The introduction of the College Football Playoff in 2014 brought forth great change to the college football landscape. For the first time, polls took a backseat to good old-fashioned competition, as the nation’s four most elite programs competed for the title of national champion.
For the first three seasons of the playoff, it was generally understood that only teams from Power 5 conferences deserved to play for the national title. Teams from second-tier conferences played schedules that were deemed to be too easy, as we saw with Boise State for many years during the Bowl Championship Series (BCS) era.
Along came the Knights of Central Florida, who put forth a performance in 2017 that had many scratching their heads as to why this team didn’t get a chance to at least make the playoff.
The Knights went 13-0 this season, putting up astronomical offensive statistics all along the way. When it came time for pivotal conference wins, UCF rose to the challenge, defeating ranked South Florida in November, followed one week later by an incredible 62-55 victory over No. 20 Memphis in the American Athletic Conference title game.
Following their AAC championship, the Knights sat at 12-0, but still found themselves snubbed by the playoff selection committee, who inserted UCF at No. 12 heading into bowl season. That placed the Knights eight spots out of the playoff, behind several teams that had two losses, and even one program that had three.
That three-loss team was Auburn, a team that rode its way to a No. 7 ranking following wins over Alabama and Georgia, the SEC’s most dominant programs this season. This Auburn team would get the chance to face Central Florida in the Peach Bowl to try and hand the Knights their first loss of 2017.
They failed in the attempt. UCF dominated Auburn defensively for most of the game, and made enough plays late to defeat the mighty Tigers 34-27, adding a New Years Six bowl win to their already gleaming resume.
UCF finished the season 13-0. They could not do any better. And here they sit, comfortably out of reach of the playoff. Personally, I have a problem with that.
We can sit and talk about changing the size of the bracket, but what it comes down to is this: if you win all your regular season games, in addition to your conference championship game, you are more than deserving of a spot in that top four. Let’s look at the aforementioned Boise State Broncos.
In 2006 and 2009, the Broncos went undefeated, capping each of those two seasons with wins in BCS bowls. In ’06, the Broncos finished at No. 5 in the AP poll. In ’09, however, the Broncos were inserted at No. 4 in the final AP poll. The Broncos played in the Western Athletic Conference during this run of success, a conference that, no matter how you slice it, is far weaker than the AAC that UCF currently plays in. The AAC contains teams like South Florida and Connecticut, schools that were once in the Big East (UCONN even made a BCS bowl several years back, albeit in a weak season for the conference).
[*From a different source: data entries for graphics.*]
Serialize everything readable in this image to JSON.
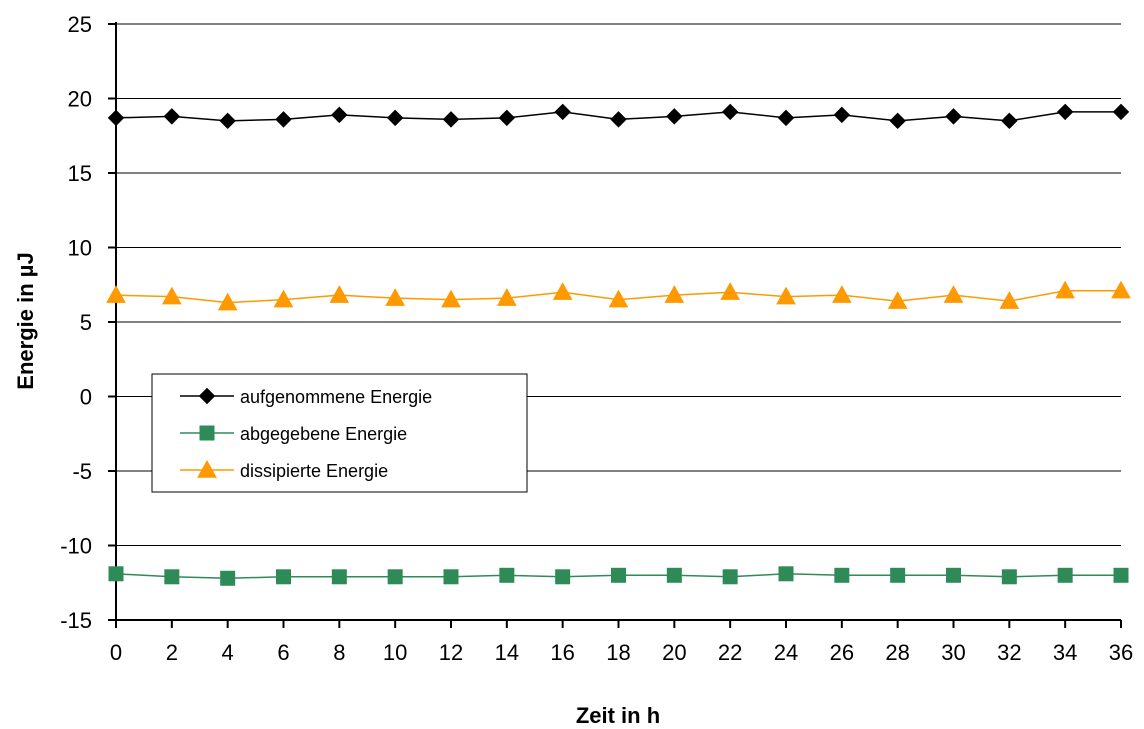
{
  "chart_data": {
    "type": "line",
    "xlabel": "Zeit in h",
    "ylabel": "Energie in µJ",
    "x": [
      0,
      2,
      4,
      6,
      8,
      10,
      12,
      14,
      16,
      18,
      20,
      22,
      24,
      26,
      28,
      30,
      32,
      34,
      36
    ],
    "xticks": [
      "0",
      "2",
      "4",
      "6",
      "8",
      "10",
      "12",
      "14",
      "16",
      "18",
      "20",
      "22",
      "24",
      "26",
      "28",
      "30",
      "32",
      "34",
      "36"
    ],
    "ylim": [
      -15,
      25
    ],
    "yticks": [
      "-15",
      "-10",
      "-5",
      "0",
      "5",
      "10",
      "15",
      "20",
      "25"
    ],
    "grid": "horizontal",
    "legend_position": "center-left",
    "series": [
      {
        "name": "aufgenommene Energie",
        "color": "#000000",
        "marker": "diamond",
        "values": [
          18.7,
          18.8,
          18.5,
          18.6,
          18.9,
          18.7,
          18.6,
          18.7,
          19.1,
          18.6,
          18.8,
          19.1,
          18.7,
          18.9,
          18.5,
          18.8,
          18.5,
          19.1,
          19.1
        ]
      },
      {
        "name": "abgegebene Energie",
        "color": "#2e8b57",
        "marker": "square",
        "values": [
          -11.9,
          -12.1,
          -12.2,
          -12.1,
          -12.1,
          -12.1,
          -12.1,
          -12.0,
          -12.1,
          -12.0,
          -12.0,
          -12.1,
          -11.9,
          -12.0,
          -12.0,
          -12.0,
          -12.1,
          -12.0,
          -12.0
        ]
      },
      {
        "name": "dissipierte Energie",
        "color": "#ff9900",
        "marker": "triangle",
        "values": [
          6.8,
          6.7,
          6.3,
          6.5,
          6.8,
          6.6,
          6.5,
          6.6,
          7.0,
          6.5,
          6.8,
          7.0,
          6.7,
          6.8,
          6.4,
          6.8,
          6.4,
          7.1,
          7.1
        ]
      }
    ]
  }
}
If the playoff had been around nine years ago, Boise State would have been one of those teams very much in the conversation on the day the final four teams were released. But that didn’t happen with UCF this season. Not even a little bit.
I disagreed with the Knights’ decision to hold a parade and claim themselves the national champion for the 2017 season. However, Central Florida deserved a chance to at least play for that parade. For that trophy.